I told a relative that I feel there is supposed to be an invisible contract between daddies and their daughters, which states that daddies will always be daddies even when daughters grow up. Even though I've written in the past that my dad was considerably (almost 58 years) older than I, I still thought this contract was in place. I knew that he had been in lousy health during the past several months yet this still felt entirely unexpected. Add into my misery that I had originally planned on going to Houston to visit Dad on January 11th but I decided to put off the travel for a month due to my work demands and because we all thought he was doing better. If I had traveled according to plan, I would have seen him one last time, hours before his death. In spite of all of this, there are times when I've laughed. Indeed, we've all laughed even when overwhelmed by grief. It isn't that we're mean or fickle but rather we're remembering happy times, or those things which would have made Dad laugh if he were still with us. There were also times we had no choice but to laugh at the absurdity of it all. I'm still alternating between, shock, acceptance and grief, coupled with happy memories and a small comfort that at least Dad is no longer suffering.
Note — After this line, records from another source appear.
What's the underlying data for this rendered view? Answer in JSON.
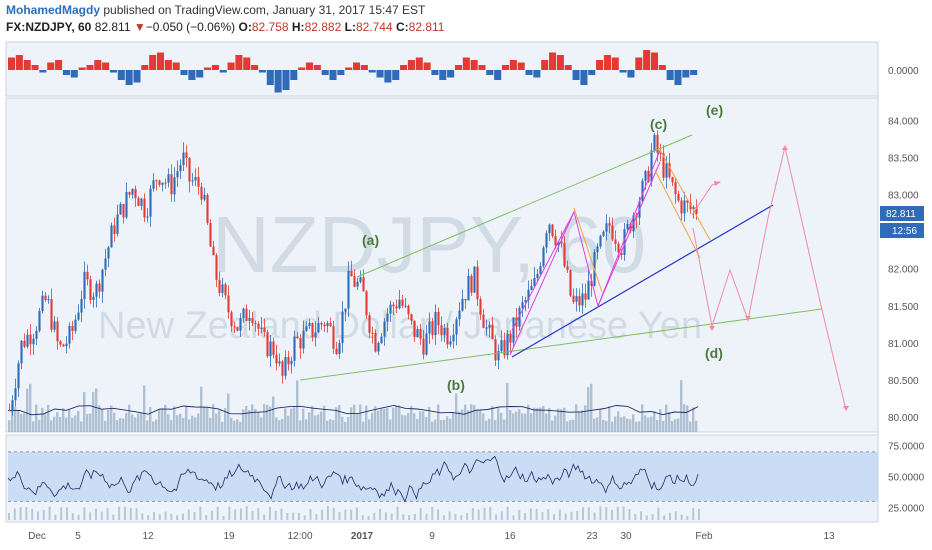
{
  "header": {
    "author": "MohamedMagdy",
    "published": "published on TradingView.com, January 31, 2017 15:47 EST",
    "symbol": "FX:NZDJPY, 60",
    "last": "82.811",
    "change_arrow": "▼",
    "change": "−0.050 (−0.06%)",
    "o_label": "O:",
    "o_val": "82.758",
    "h_label": "H:",
    "h_val": "82.882",
    "l_label": "L:",
    "l_val": "82.744",
    "c_label": "C:",
    "c_val": "82.811"
  },
  "watermark": {
    "symbol": "NZDJPY, 60",
    "name": "New Zealand Dollar / Japanese Yen"
  },
  "colors": {
    "bull": "#2f6bb8",
    "bear": "#e53935",
    "panel_bg": "#eef3fa",
    "rsi_band": "#bcd3f2",
    "green_line": "#7fbf5f",
    "blue_line": "#2233cc",
    "magenta": "#e040e0",
    "orange": "#f2a43a",
    "pink": "#f28aa0"
  },
  "chart_data": [
    {
      "type": "bar",
      "panel": "oscillator",
      "ylim": [
        -0.5,
        0.5
      ],
      "yticks": [
        "0.0000"
      ],
      "note_values_estimated": true,
      "values": [
        0.25,
        0.3,
        0.2,
        0.1,
        -0.05,
        0.15,
        0.2,
        -0.1,
        -0.15,
        0.05,
        0.1,
        0.2,
        0.15,
        -0.05,
        -0.2,
        -0.3,
        -0.25,
        0.1,
        0.3,
        0.35,
        0.2,
        0.15,
        -0.1,
        -0.2,
        -0.15,
        0.05,
        0.1,
        -0.05,
        0.15,
        0.3,
        0.25,
        0.1,
        -0.05,
        -0.3,
        -0.45,
        -0.4,
        -0.2,
        0.05,
        0.15,
        0.1,
        -0.1,
        -0.2,
        -0.1,
        0.05,
        0.15,
        0.1,
        -0.05,
        -0.15,
        -0.25,
        -0.2,
        0.1,
        0.2,
        0.25,
        0.15,
        -0.1,
        -0.2,
        -0.15,
        0.1,
        0.25,
        0.2,
        0.1,
        -0.1,
        -0.2,
        0.1,
        0.2,
        0.15,
        -0.1,
        -0.15,
        0.2,
        0.35,
        0.3,
        0.1,
        -0.2,
        -0.3,
        -0.1,
        0.2,
        0.3,
        0.25,
        -0.05,
        -0.15,
        0.25,
        0.4,
        0.35,
        0.1,
        -0.2,
        -0.3,
        -0.15,
        -0.1
      ]
    },
    {
      "type": "candlestick",
      "panel": "price",
      "ylim": [
        79.8,
        84.3
      ],
      "yticks": [
        "84.000",
        "83.500",
        "83.000",
        "82.500",
        "82.000",
        "81.500",
        "81.000",
        "80.500",
        "80.000"
      ],
      "last_price_label": "82.811",
      "countdown_label": "12:56",
      "xticks": [
        "Dec",
        "5",
        "12",
        "19",
        "12:00",
        "2017",
        "9",
        "16",
        "23",
        "30",
        "Feb",
        "13"
      ],
      "price_path": [
        [
          0,
          80.1
        ],
        [
          2,
          81.0
        ],
        [
          4,
          81.2
        ],
        [
          6,
          81.6
        ],
        [
          8,
          80.9
        ],
        [
          10,
          81.1
        ],
        [
          12,
          81.8
        ],
        [
          14,
          81.7
        ],
        [
          17,
          82.6
        ],
        [
          20,
          83.1
        ],
        [
          22,
          82.8
        ],
        [
          24,
          83.3
        ],
        [
          26,
          83.1
        ],
        [
          28,
          83.5
        ],
        [
          29,
          83.2
        ],
        [
          31,
          83.1
        ],
        [
          33,
          82.0
        ],
        [
          35,
          81.5
        ],
        [
          37,
          81.2
        ],
        [
          39,
          81.5
        ],
        [
          41,
          81.0
        ],
        [
          43,
          80.9
        ],
        [
          44,
          80.5
        ],
        [
          46,
          81.0
        ],
        [
          48,
          81.1
        ],
        [
          51,
          81.3
        ],
        [
          53,
          81.0
        ],
        [
          55,
          81.9
        ],
        [
          57,
          81.7
        ],
        [
          59,
          81.0
        ],
        [
          61,
          81.4
        ],
        [
          63,
          81.6
        ],
        [
          65,
          81.2
        ],
        [
          67,
          81.0
        ],
        [
          69,
          81.3
        ],
        [
          71,
          81.1
        ],
        [
          73,
          81.6
        ],
        [
          75,
          81.9
        ],
        [
          77,
          81.2
        ],
        [
          79,
          80.8
        ],
        [
          81,
          81.1
        ],
        [
          83,
          81.5
        ],
        [
          85,
          81.8
        ],
        [
          87,
          82.7
        ],
        [
          89,
          82.3
        ],
        [
          91,
          81.5
        ],
        [
          93,
          81.6
        ],
        [
          95,
          82.2
        ],
        [
          97,
          82.6
        ],
        [
          99,
          82.3
        ],
        [
          101,
          82.8
        ],
        [
          103,
          83.2
        ],
        [
          104,
          83.7
        ],
        [
          106,
          83.3
        ],
        [
          108,
          82.9
        ],
        [
          110,
          82.8
        ],
        [
          111,
          82.81
        ]
      ],
      "volume_label": "",
      "annotations": [
        "(a)",
        "(b)",
        "(c)",
        "(d)",
        "(e)"
      ]
    },
    {
      "type": "line",
      "panel": "rsi",
      "ylim": [
        15,
        82
      ],
      "yticks": [
        "75.0000",
        "50.0000",
        "25.0000"
      ],
      "band": [
        30,
        70
      ],
      "note_values_estimated": true
    }
  ]
}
Human emotions are like that. We're complex creatures who are capable of feeling many contradictory feelings all at once. A grieving parent may recall a happy time with another grieving parent and laugh, yet still be overcome by the reality of loss.
 
Have you ever followed that train of thought to its conclusion?

If "they" really had hired actors (whether professional or not) to portray grieving parents, neighbors, etc. then those actors would have to come from somewhere. Somebody would recognize them from a movie, from having worked with them, or from being their friends and family. It would come out in the open. It would never, never, N E V E R work.
Why take that risk at all, if you are one of "them"'planning the shooting?

Or do you perhaps suggest that they used the passengers of flight 93 in the part?

I'm really offended by speculation about Sandy Hook being a government operation of some kind. Not because of the victims, or because its "too soon" but just because its so darn dumb.
 
RenaissanceLady, sorry for your loss, and again to hear you're in poor health.

Your post does help put things in perspective, Its not been my experience to laugh during the grieving period, but since its yours. I have to give Parker the benefit of the doubt.

Ive never said Sandy hook didnt happen, just that i find Parkers behaviour outside that of my own experience.

Thanks for taking the time to share your experience
 
People in a state of emotional shock can be expected to behave in erratic and unexpected ways. Factor in the scope if this incident, age of the victims and crushing media attention, and mood swings and confusion are almost sure to result.

The only thing that puzzles me about this horrible tragedy is how little the public has been told about the perpetrator. My take is that this is being done to minimize making him into some kind of twisted martyr in the eyes of latent loonies. But our natural curiosity about who these weirdos are and what sets them off is left unfulfilled.